Zu den von Ihnen hoch gelobten Erweiterungsplänen war in einem Printmedium zu lesen, dass es bereits Hintergrundgespräche gab, um nach der Landtagswahl mit Hilfe der ÖVP das zurzeit geltende ROG zu sistieren. Das ist „wahre Demokratie“.

Ein Schelm, wer Böses dabei denkt. Natürlich gilt für alle die Unschuldsvermutung.

Zum Politischen:

Vor der Bürgermeister–Stichwahl haben Sie ausgesagt, sofern Sie selbige verlieren, würden Sie zurücktreten. Ein nicht unerheblicher Teil der Wählerschaft wartet sehnsüchtig auf die Einlösung ihres Versprechens. Dass die ÖVP durch den bisher weithin unbekannten Herrn Mayer angekündigt hat, nach der Wahl auf ihre Schmalspurbahn aufzuhüpfen, macht die Sache auch nicht besser. Genauso wie die Tatsache, dass Frau Svazek (FPÖ) bei den KMU die Klinken  drückt und gleichzeitig die Sache der Multis besorgen will. Ein besonderes „Schmankerl“ ist auch, dass die besagten EKZ-Betreiber Mautbefreiung für das zu ihren Bereichen führende Autobahnteilstück fordern, während Sie und ihre SPÖ die mehr als 60.000 Pendler, welche in der Stadt Arbeitsplätze haben, mit einer Pendlermaut abzocken wollen. Motto „Wir holen uns was uns zusteht“. Es bleibt nur zu hoffen, dass der gewählte Bürgermeister Harry Preuner zu seinem Wort steht und den angeführten Unsinn nicht mitmacht. Zumindest diesem Handschlag hat Preuner u. a. die Wahl zum Bürgermeister zu verdanken.

Für Sie, ÖVP-Mayer und FPÖ-Svazek gilt wohl das Wort Konrad Adenauers: „Wir leben alle unter dem gleichen Himmel, aber wir haben nicht alle den gleichen Horizont.“

Nach dem Scheitern der Jamaika-Koalitionsverhandlungen in der BRD sind Sie offensichtlich unterwegs eine „Simbabwe-Koalition“ zu schmieden.
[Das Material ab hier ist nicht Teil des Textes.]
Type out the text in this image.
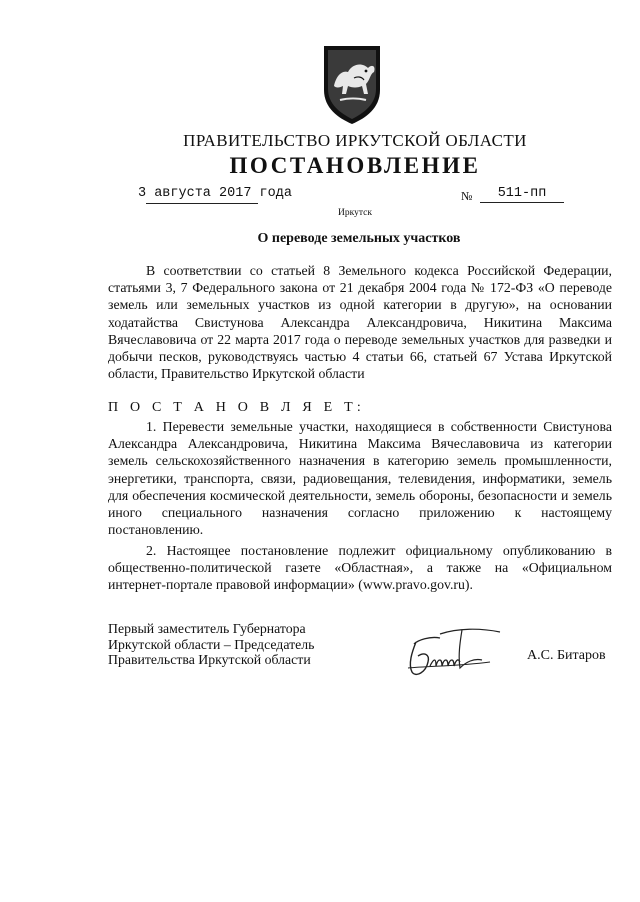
ПРАВИТЕЛЬСТВО ИРКУТСКОЙ ОБЛАСТИ
ПОСТАНОВЛЕНИЕ
3 августа 2017 года	№	511-пп
Иркутск
О переводе земельных участков
В соответствии со статьей 8 Земельного кодекса Российской Федерации, статьями 3, 7 Федерального закона от 21 декабря 2004 года № 172-ФЗ «О переводе земель или земельных участков из одной категории в другую», на основании ходатайства Свистунова Александра Александровича, Никитина Максима Вячеславовича от 22 марта 2017 года о переводе земельных участков для разведки и добычи песков, руководствуясь частью 4 статьи 66, статьей 67 Устава Иркутской области, Правительство Иркутской области
П О С Т А Н О В Л Я Е Т:
1. Перевести земельные участки, находящиеся в собственности Свистунова Александра Александровича, Никитина Максима Вячеславовича из категории земель сельскохозяйственного назначения в категорию земель промышленности, энергетики, транспорта, связи, радиовещания, телевидения, информатики, земель для обеспечения космической деятельности, земель обороны, безопасности и земель иного специального назначения согласно приложению к настоящему постановлению.
2. Настоящее постановление подлежит официальному опубликованию в общественно-политической газете «Областная», а также на «Официальном интернет-портале правовой информации» (www.pravo.gov.ru).
Первый заместитель Губернатора
Иркутской области – Председатель
Правительства Иркутской области	А.С. Битаров
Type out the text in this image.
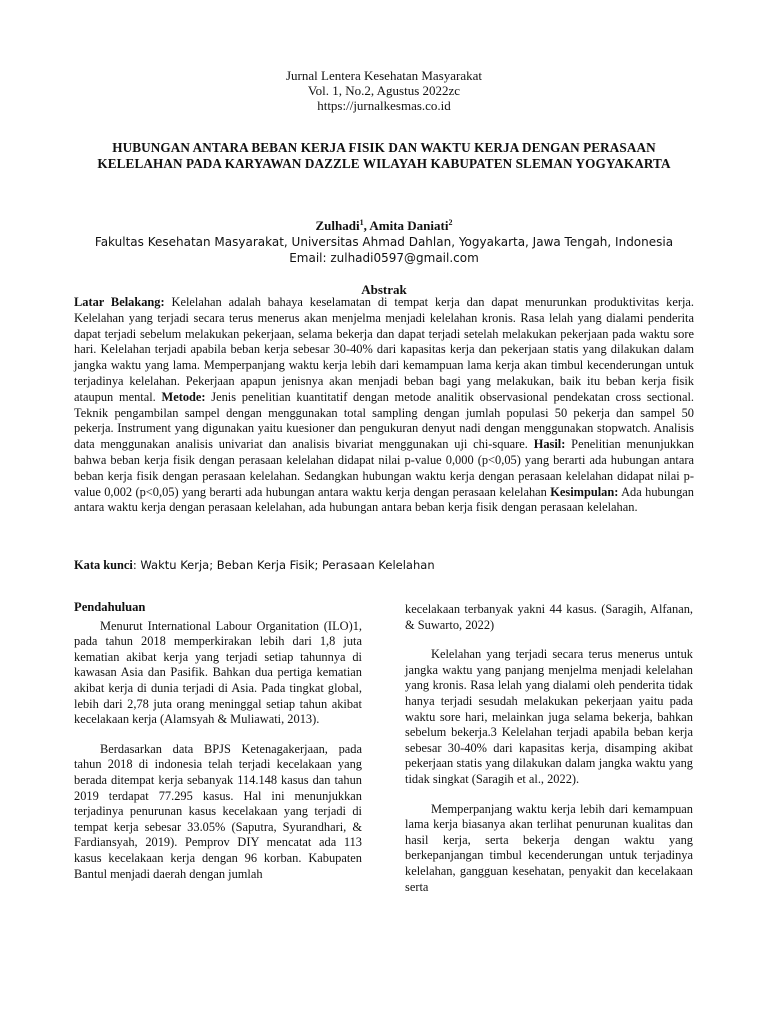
Jurnal Lentera Kesehatan Masyarakat
Vol. 1, No.2, Agustus 2022zc
https://jurnalkesmas.co.id
HUBUNGAN ANTARA BEBAN KERJA FISIK DAN WAKTU KERJA DENGAN PERASAAN KELELAHAN PADA KARYAWAN DAZZLE WILAYAH KABUPATEN SLEMAN YOGYAKARTA
Zulhadi$^1$, Amita Daniati$^2$
Fakultas Kesehatan Masyarakat, Universitas Ahmad Dahlan, Yogyakarta, Jawa Tengah, Indonesia
Email: zulhadi0597@gmail.com
Abstrak
Latar Belakang: Kelelahan adalah bahaya keselamatan di tempat kerja dan dapat menurunkan produktivitas kerja. Kelelahan yang terjadi secara terus menerus akan menjelma menjadi kelelahan kronis. Rasa lelah yang dialami penderita dapat terjadi sebelum melakukan pekerjaan, selama bekerja dan dapat terjadi setelah melakukan pekerjaan pada waktu sore hari. Kelelahan terjadi apabila beban kerja sebesar 30-40% dari kapasitas kerja dan pekerjaan statis yang dilakukan dalam jangka waktu yang lama. Memperpanjang waktu kerja lebih dari kemampuan lama kerja akan timbul kecenderungan untuk terjadinya kelelahan. Pekerjaan apapun jenisnya akan menjadi beban bagi yang melakukan, baik itu beban kerja fisik ataupun mental. Metode: Jenis penelitian kuantitatif dengan metode analitik observasional pendekatan cross sectional. Teknik pengambilan sampel dengan menggunakan total sampling dengan jumlah populasi 50 pekerja dan sampel 50 pekerja. Instrument yang digunakan yaitu kuesioner dan pengukuran denyut nadi dengan menggunakan stopwatch. Analisis data menggunakan analisis univariat dan analisis bivariat menggunakan uji chi-square. Hasil: Penelitian menunjukkan bahwa beban kerja fisik dengan perasaan kelelahan didapat nilai p-value 0,000 (p<0,05) yang berarti ada hubungan antara beban kerja fisik dengan perasaan kelelahan. Sedangkan hubungan waktu kerja dengan perasaan kelelahan didapat nilai p-value 0,002 (p<0,05) yang berarti ada hubungan antara waktu kerja dengan perasaan kelelahan Kesimpulan: Ada hubungan antara waktu kerja dengan perasaan kelelahan, ada hubungan antara beban kerja fisik dengan perasaan kelelahan.
Kata kunci: Waktu Kerja; Beban Kerja Fisik; Perasaan Kelelahan
Pendahuluan

Menurut International Labour Organitation (ILO)1, pada tahun 2018 memperkirakan lebih dari 1,8 juta kematian akibat kerja yang terjadi setiap tahunnya di kawasan Asia dan Pasifik. Bahkan dua pertiga kematian akibat kerja di dunia terjadi di Asia. Pada tingkat global, lebih dari 2,78 juta orang meninggal setiap tahun akibat kecelakaan kerja (Alamsyah & Muliawati, 2013).

Berdasarkan data BPJS Ketenagakerjaan, pada tahun 2018 di indonesia telah terjadi kecelakaan yang berada ditempat kerja sebanyak 114.148 kasus dan tahun 2019 terdapat 77.295 kasus. Hal ini menunjukkan terjadinya penurunan kasus kecelakaan yang terjadi di tempat kerja sebesar 33.05% (Saputra, Syurandhari, & Fardiansyah, 2019). Pemprov DIY mencatat ada 113 kasus kecelakaan kerja dengan 96 korban. Kabupaten Bantul menjadi daerah dengan jumlah

kecelakaan terbanyak yakni 44 kasus. (Saragih, Alfanan, & Suwarto, 2022)

Kelelahan yang terjadi secara terus menerus untuk jangka waktu yang panjang menjelma menjadi kelelahan yang kronis. Rasa lelah yang dialami oleh penderita tidak hanya terjadi sesudah melakukan pekerjaan yaitu pada waktu sore hari, melainkan juga selama bekerja, bahkan sebelum bekerja.3 Kelelahan terjadi apabila beban kerja sebesar 30-40% dari kapasitas kerja, disamping akibat pekerjaan statis yang dilakukan dalam jangka waktu yang tidak singkat (Saragih et al., 2022).

Memperpanjang waktu kerja lebih dari kemampuan lama kerja biasanya akan terlihat penurunan kualitas dan hasil kerja, serta bekerja dengan waktu yang berkepanjangan timbul kecenderungan untuk terjadinya kelelahan, gangguan kesehatan, penyakit dan kecelakaan serta
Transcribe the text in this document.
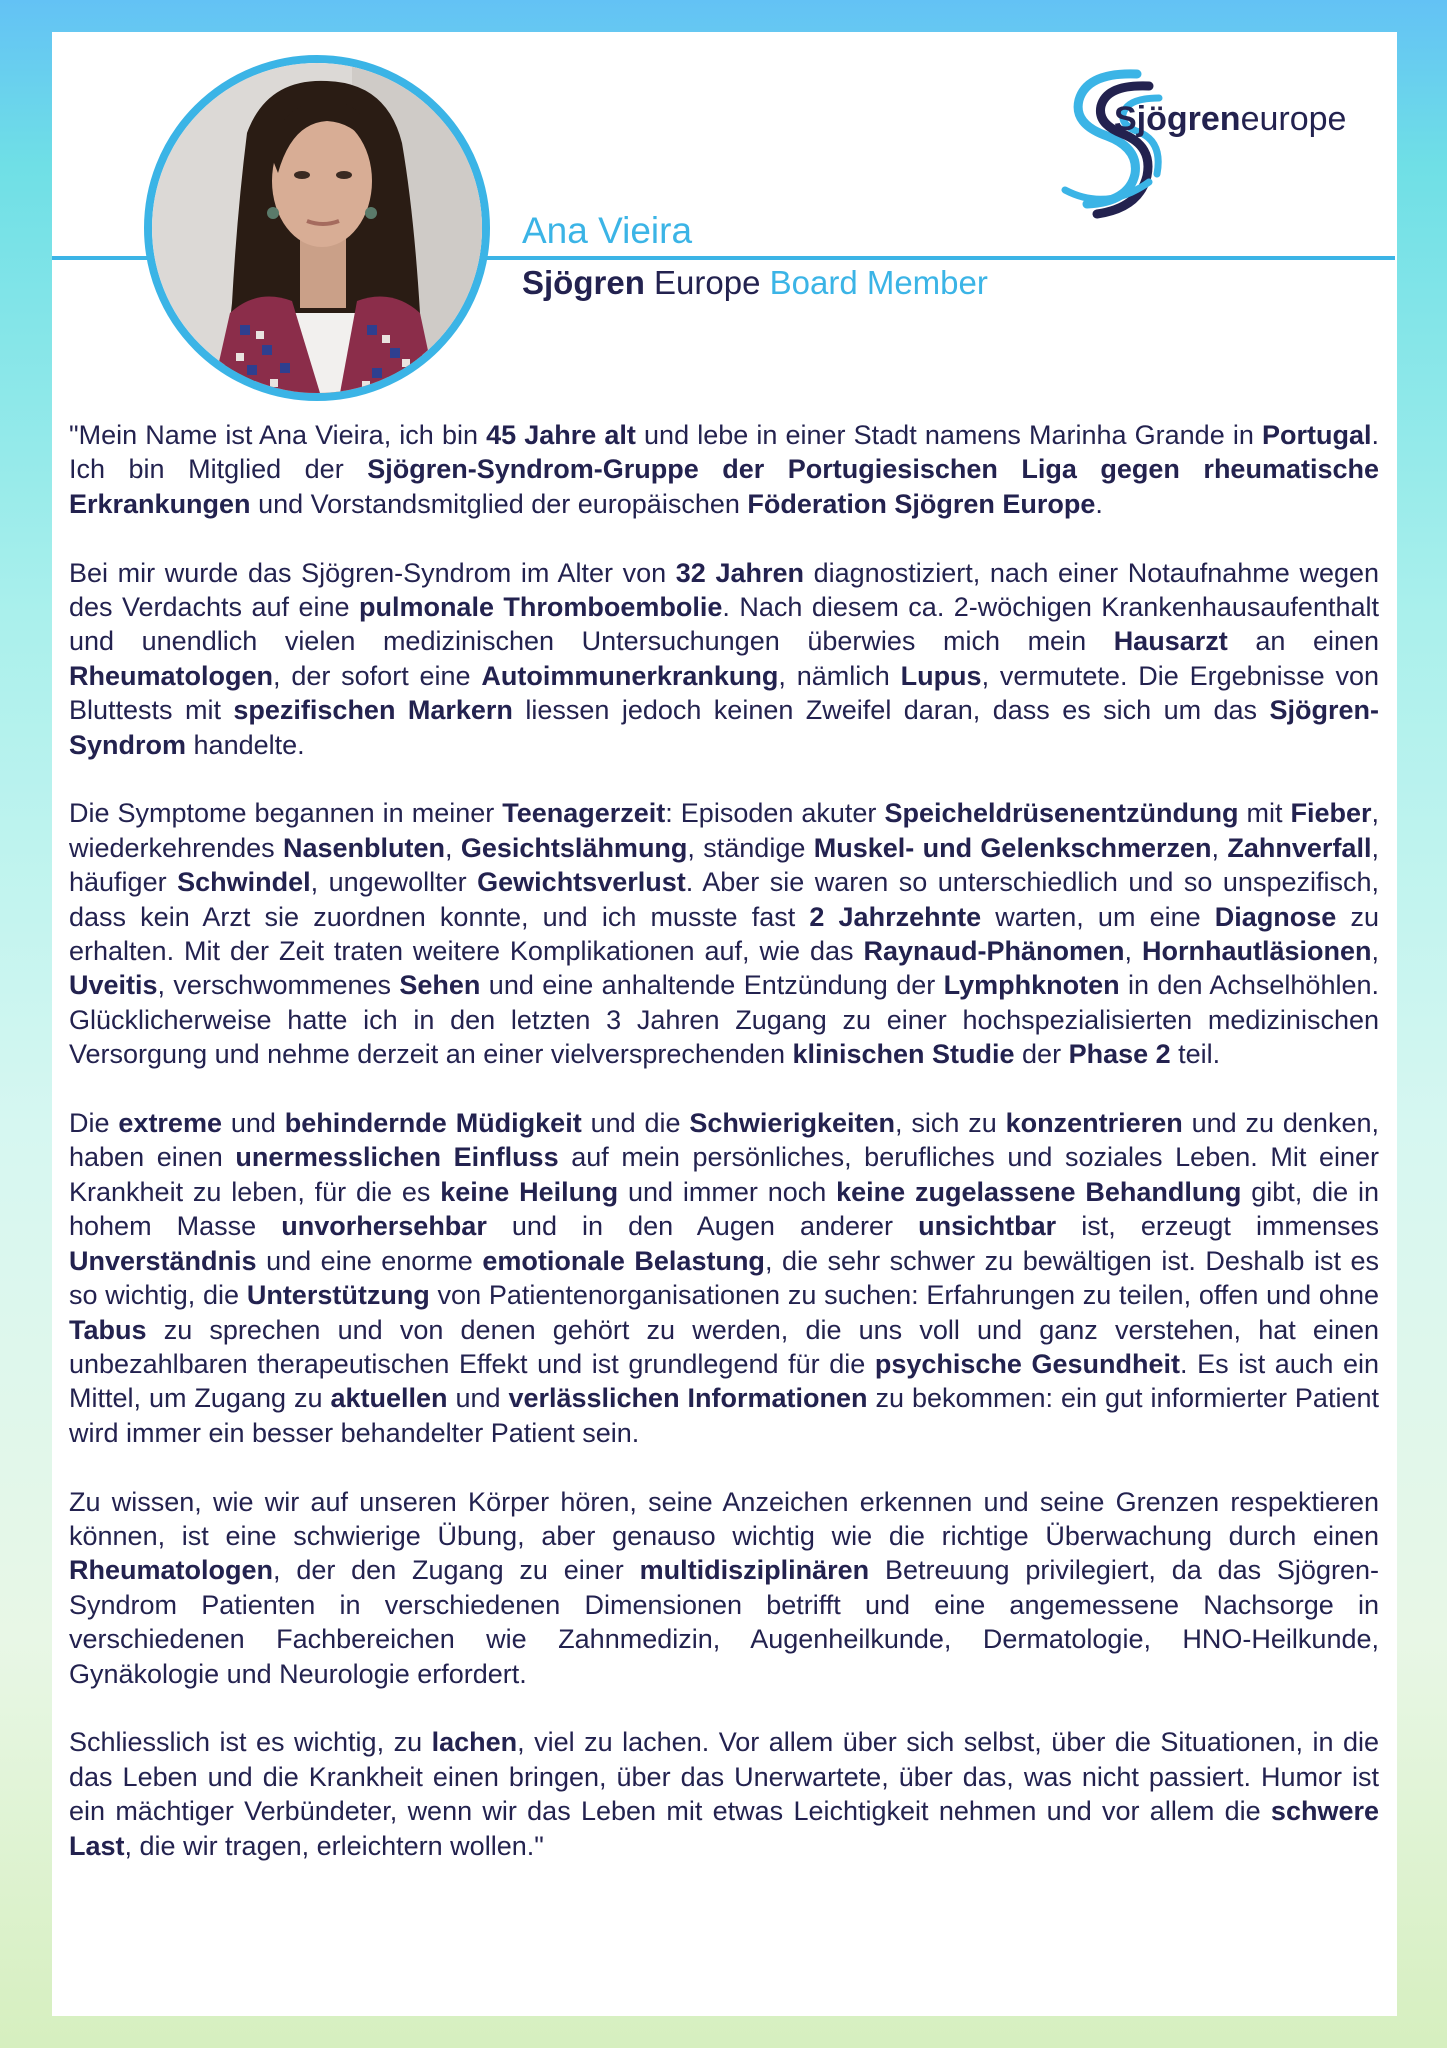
Ana Vieira
Sjögren Europe Board Member
Sjögreneurope

"Mein Name ist Ana Vieira, ich bin 45 Jahre alt und lebe in einer Stadt namens Marinha Grande in Portugal. Ich bin Mitglied der Sjögren-Syndrom-Gruppe der Portugiesischen Liga gegen rheumatische Erkrankungen und Vorstandsmitglied der europäischen Föderation Sjögren Europe.

Bei mir wurde das Sjögren-Syndrom im Alter von 32 Jahren diagnostiziert, nach einer Notaufnahme wegen des Verdachts auf eine pulmonale Thromboembolie. Nach diesem ca. 2-wöchigen Krankenhausaufenthalt und unendlich vielen medizinischen Untersuchungen überwies mich mein Hausarzt an einen Rheumatologen, der sofort eine Autoimmunerkrankung, nämlich Lupus, vermutete. Die Ergebnisse von Bluttests mit spezifischen Markern liessen jedoch keinen Zweifel daran, dass es sich um das Sjögren-Syndrom handelte.

Die Symptome begannen in meiner Teenagerzeit: Episoden akuter Speicheldrüsenentzündung mit Fieber, wiederkehrendes Nasenbluten, Gesichtslähmung, ständige Muskel- und Gelenkschmerzen, Zahnverfall, häufiger Schwindel, ungewollter Gewichtsverlust. Aber sie waren so unterschiedlich und so unspezifisch, dass kein Arzt sie zuordnen konnte, und ich musste fast 2 Jahrzehnte warten, um eine Diagnose zu erhalten. Mit der Zeit traten weitere Komplikationen auf, wie das Raynaud-Phänomen, Hornhautläsionen, Uveitis, verschwommenes Sehen und eine anhaltende Entzündung der Lymphknoten in den Achselhöhlen. Glücklicherweise hatte ich in den letzten 3 Jahren Zugang zu einer hochspezialisierten medizinischen Versorgung und nehme derzeit an einer vielversprechenden klinischen Studie der Phase 2 teil.

Die extreme und behindernde Müdigkeit und die Schwierigkeiten, sich zu konzentrieren und zu denken, haben einen unermesslichen Einfluss auf mein persönliches, berufliches und soziales Leben. Mit einer Krankheit zu leben, für die es keine Heilung und immer noch keine zugelassene Behandlung gibt, die in hohem Masse unvorhersehbar und in den Augen anderer unsichtbar ist, erzeugt immenses Unverständnis und eine enorme emotionale Belastung, die sehr schwer zu bewältigen ist. Deshalb ist es so wichtig, die Unterstützung von Patientenorganisationen zu suchen: Erfahrungen zu teilen, offen und ohne Tabus zu sprechen und von denen gehört zu werden, die uns voll und ganz verstehen, hat einen unbezahlbaren therapeutischen Effekt und ist grundlegend für die psychische Gesundheit. Es ist auch ein Mittel, um Zugang zu aktuellen und verlässlichen Informationen zu bekommen: ein gut informierter Patient wird immer ein besser behandelter Patient sein.

Zu wissen, wie wir auf unseren Körper hören, seine Anzeichen erkennen und seine Grenzen respektieren können, ist eine schwierige Übung, aber genauso wichtig wie die richtige Überwachung durch einen Rheumatologen, der den Zugang zu einer multidisziplinären Betreuung privilegiert, da das Sjögren-Syndrom Patienten in verschiedenen Dimensionen betrifft und eine angemessene Nachsorge in verschiedenen Fachbereichen wie Zahnmedizin, Augenheilkunde, Dermatologie, HNO-Heilkunde, Gynäkologie und Neurologie erfordert.

Schliesslich ist es wichtig, zu lachen, viel zu lachen. Vor allem über sich selbst, über die Situationen, in die das Leben und die Krankheit einen bringen, über das Unerwartete, über das, was nicht passiert. Humor ist ein mächtiger Verbündeter, wenn wir das Leben mit etwas Leichtigkeit nehmen und vor allem die schwere Last, die wir tragen, erleichtern wollen."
Fehlt nur noch der blaue Rand. Zu hoffen bleibt, dass dieses Unterfangen genauso zum Scheitern verurteilt ist, wie der Blick über die Grenzen beweist.

 Mit bestem Gruß,

 Komm. Rat Helmut Haigermoser
Ehrenobmann des Ringes freiheitlicher Wirtschaftstreibender (RfW) – Salzburg 

P.S.:
Herrn ÖVP-Mayer empfehle ich über das Türkis einen ordentlichen Pinselstrich schwarz drüber zu malen und Sie Herr Vizebürgermeister, setzten die drei Pfeile drauf.